Temba blends digital and analog processes to create layered textiles while exploring migration, labour, gender, global trade and everyday life. She uses Jacquard looms to create tender portraits of people and everyday urban scenes, from friends sitting together, to goods being delivered, to the hustle and bustle of daily urban life.
Tamba grew up in Saudi Arabia, Uganda, South Africa, Morocco and the United States. The Tanzanian-American artist told Colossal that while traveling between countries, “I’m always struck by how fabrics mark cultures, and how patterns, textures and materials tell you where you are through what people wear, how they use the cloth and the materials they have access to – whether found in nature, brought through trade or produced by industry.”
At art school, Temba learned to use a jacquard loom, which allowed weavers to create complex patterns using automated methods. Invented by Joseph Marie Jacquard in the early 19th century, these machines originally used a punched card system. By the 1980s, electronic versions reflected advances in computing technology, and today these complex mechanisms can be programmed to create almost any design.
“I learned to work with the Jacquard loom and became fascinated by its duality: the loom is one of the oldest forms of human coding technology, and the Jacquard is a machine capable of extraordinary innovation,” says Temba. The approach itself parallels the artist’s interest in materials and systems. Recently, she has become particularly interested in sisal, a cultivated plant and fiber closely associated with labor and trade in Tanzania.

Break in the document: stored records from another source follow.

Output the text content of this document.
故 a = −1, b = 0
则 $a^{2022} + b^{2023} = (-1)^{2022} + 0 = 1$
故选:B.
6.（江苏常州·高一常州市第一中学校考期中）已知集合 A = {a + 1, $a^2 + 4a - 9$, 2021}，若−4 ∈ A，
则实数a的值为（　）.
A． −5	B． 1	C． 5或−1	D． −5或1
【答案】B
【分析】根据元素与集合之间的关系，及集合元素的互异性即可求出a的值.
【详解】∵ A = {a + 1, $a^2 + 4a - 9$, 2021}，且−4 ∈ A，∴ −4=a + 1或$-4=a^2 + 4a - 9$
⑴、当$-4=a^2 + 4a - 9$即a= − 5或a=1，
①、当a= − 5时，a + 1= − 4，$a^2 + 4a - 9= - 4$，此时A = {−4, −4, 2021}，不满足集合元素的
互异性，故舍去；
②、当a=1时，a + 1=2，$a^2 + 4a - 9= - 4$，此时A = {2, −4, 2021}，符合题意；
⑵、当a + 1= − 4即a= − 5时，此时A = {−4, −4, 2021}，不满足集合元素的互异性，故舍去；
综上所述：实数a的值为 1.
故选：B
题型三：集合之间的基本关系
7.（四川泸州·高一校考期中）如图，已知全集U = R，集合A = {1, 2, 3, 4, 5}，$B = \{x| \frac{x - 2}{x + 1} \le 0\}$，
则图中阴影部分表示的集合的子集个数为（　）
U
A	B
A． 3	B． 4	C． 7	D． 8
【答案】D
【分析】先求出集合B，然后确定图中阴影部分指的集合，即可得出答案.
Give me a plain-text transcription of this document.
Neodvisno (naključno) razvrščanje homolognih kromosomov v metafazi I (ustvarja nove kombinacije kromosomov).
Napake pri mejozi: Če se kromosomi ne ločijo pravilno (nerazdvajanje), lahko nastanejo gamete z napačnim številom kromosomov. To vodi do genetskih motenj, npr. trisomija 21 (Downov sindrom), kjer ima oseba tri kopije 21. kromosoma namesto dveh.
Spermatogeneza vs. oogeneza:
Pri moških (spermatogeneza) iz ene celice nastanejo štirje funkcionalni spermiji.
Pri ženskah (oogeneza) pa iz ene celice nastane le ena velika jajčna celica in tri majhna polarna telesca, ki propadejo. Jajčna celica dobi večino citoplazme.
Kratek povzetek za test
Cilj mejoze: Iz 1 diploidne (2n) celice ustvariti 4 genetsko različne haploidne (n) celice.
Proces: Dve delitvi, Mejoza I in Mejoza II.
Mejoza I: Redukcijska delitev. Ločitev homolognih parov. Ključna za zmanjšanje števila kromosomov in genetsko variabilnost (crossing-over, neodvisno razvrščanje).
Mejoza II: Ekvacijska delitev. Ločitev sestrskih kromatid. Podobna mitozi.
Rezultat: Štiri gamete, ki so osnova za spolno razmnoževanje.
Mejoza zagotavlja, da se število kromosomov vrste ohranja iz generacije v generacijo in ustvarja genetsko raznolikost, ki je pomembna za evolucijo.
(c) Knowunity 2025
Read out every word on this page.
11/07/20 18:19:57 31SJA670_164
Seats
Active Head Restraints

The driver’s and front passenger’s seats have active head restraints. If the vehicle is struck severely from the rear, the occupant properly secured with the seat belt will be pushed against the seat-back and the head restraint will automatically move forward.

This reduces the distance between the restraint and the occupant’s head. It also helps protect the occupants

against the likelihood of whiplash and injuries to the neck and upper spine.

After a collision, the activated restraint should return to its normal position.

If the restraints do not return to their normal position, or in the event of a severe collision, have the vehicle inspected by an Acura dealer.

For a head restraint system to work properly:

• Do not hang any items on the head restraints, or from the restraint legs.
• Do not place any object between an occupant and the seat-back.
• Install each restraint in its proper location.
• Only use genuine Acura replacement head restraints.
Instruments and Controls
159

Sisal is commonly used to make durable products such as carpets, ropes, bags, etc.
The artist currently has an installation titled she weaves platinum On display at the North Carolina Museum of Art, includes three works set against lush wallpaper backgrounds. In this work, Temba employs sisal as a primary material and concept as she depicts individuals and communities “carrying stories of work, migration, and endurance across geographies through systems of production and exchange.”

After creating the main textile elements, Temba often manipulates the fabric by hand by breaking down areas, adding paint and screen printing. These layered elements add to the sense that the work is always in a state of flux – simultaneously building and undoing. “Over time, the works have become larger, more collage-like, and richer in texture, capturing multiple moments within a single woven scene,” she says.
Tamba’s work pays tribute to the lives and labor of the people of East Africa. “With Tanzania’s tense elections and Sudan’s ongoing war, I’m thinking a lot about visibility, dignity, and what it means to represent ordinary people at a time when their stories are often reduced to headlines or statistics,” she said. “Creating these works is a way of slowing down the narrative, insisting that everyday life—the gestures of care, the rhythm of work, and the persistence of women—has value and deserves to be seen.”